Many years ago, maybe 30 or more, Kim Kuebel found a Kendall County vine he could not key out. The vine has leaves with three leaflets, elongate seed pods, and little pink blossoms, in a general way not dissimilar to many garden-variety bean vines.
He took a specimen of the vine to botanists at the University of Texas. According to Kim, they did not recognize the plant and dismissed it as an exotic bean brought into the county by man. Without any resolution to its identity, Kim called it the “Boerne Bean” for the rest of his life.
By the time I met Kim Kuebel in the late 1990s, he was a semi-recluse, but such a gentle man and obviously the authority on native plants of Kendall County. Just mention a species, and he knew where it grew in the county. I wish I had gotten to know Kim a lot better. I do know he was smart.

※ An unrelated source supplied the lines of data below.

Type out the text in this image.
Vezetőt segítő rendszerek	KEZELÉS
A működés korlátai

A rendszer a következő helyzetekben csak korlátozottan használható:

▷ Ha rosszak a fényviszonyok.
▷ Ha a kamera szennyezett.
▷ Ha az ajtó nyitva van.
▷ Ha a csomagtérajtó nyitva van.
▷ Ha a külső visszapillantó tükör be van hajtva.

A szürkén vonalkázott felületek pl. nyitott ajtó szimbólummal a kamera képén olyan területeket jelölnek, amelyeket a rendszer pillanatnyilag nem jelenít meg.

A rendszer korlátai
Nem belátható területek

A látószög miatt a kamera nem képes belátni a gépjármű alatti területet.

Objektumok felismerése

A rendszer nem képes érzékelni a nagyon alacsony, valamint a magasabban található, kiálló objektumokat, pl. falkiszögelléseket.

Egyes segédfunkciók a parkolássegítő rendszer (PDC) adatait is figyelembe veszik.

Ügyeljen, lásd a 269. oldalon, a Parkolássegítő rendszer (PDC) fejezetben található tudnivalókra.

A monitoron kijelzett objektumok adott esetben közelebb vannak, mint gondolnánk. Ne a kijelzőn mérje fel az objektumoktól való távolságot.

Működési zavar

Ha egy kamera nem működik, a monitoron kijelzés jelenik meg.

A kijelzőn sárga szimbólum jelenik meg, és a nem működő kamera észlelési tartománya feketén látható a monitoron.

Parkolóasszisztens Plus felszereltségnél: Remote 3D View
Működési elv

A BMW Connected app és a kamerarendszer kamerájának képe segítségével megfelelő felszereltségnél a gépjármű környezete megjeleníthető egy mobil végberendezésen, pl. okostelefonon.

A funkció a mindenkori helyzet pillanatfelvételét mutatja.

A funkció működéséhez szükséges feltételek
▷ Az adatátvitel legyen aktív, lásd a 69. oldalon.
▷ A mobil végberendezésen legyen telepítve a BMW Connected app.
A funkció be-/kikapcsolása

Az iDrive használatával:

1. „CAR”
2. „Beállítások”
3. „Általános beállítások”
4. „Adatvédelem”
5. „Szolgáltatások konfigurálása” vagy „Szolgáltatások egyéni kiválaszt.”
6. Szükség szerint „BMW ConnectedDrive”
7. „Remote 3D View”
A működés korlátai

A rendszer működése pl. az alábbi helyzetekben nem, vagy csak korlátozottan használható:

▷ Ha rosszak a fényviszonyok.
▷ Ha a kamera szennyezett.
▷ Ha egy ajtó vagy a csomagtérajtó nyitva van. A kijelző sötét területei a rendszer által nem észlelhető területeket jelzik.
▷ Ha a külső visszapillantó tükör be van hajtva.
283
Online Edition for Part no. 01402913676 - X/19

It is rumored that he once studied some ancient language akin to Sanskrit at the University of Texas.
When Jan Wrede came to the Cibolo Nature Center and got interested in the native vegetation of the Texas Hill Country, Kim Kuebel became her mentor on plants. In her first book, “Texans Love Their Land — A Guide to 76 Native Texas Hill Country Woody Plants,” Jan refers to Kim Kuebel as “my personal plant guru,” who gave her the courage to attempt the book. Even in the 2010 edition of Jan Wrede’s “Trees, Shrubs, and Vines of the Texas Hill Country,” Kim is mentioned in the first sentence of Acknowledgments.
I’m not sure why Kim got no help with the identification of his Boerne bean when he went to Austin, because at that time there apparently was an old specimen of that very vine in the University of Texas herbarium. It was assigned to the genus Phaseolus, but later, botanists disagreed on which species of Phaseolus the Hill Country vine represents.
Recently, Alfonso Delgado-Salinas of the University of Mexico and Bill Carr of The Nature Conservancy of Texas found evidence that this vine from the Edwards Plateau is different from any described species of Phaseolus. In 2007, Delgado-Salinas and Carr published a paper introducing a new species, which they named Phaseolus texensis. Wouldn’t Kim Kuebel have been happy to see that paper.
Phaseolus texensis is known only from limestone canyons of the eastern and southern Edwards Plateau. The type specimen was collected in Kerr County along Highway 16 south of Kerrville.
Delgado-Salinas and Carr conclude that “Phaseolus texensis is a rather rare species that deserves protection, and therefore, considering human activities around the few localities where it has been collected, we recommend treating it as vulnerable.”
I wish Kim Kuebel were here to tell us all the places Phaseolus texensis occurs in Kendall County.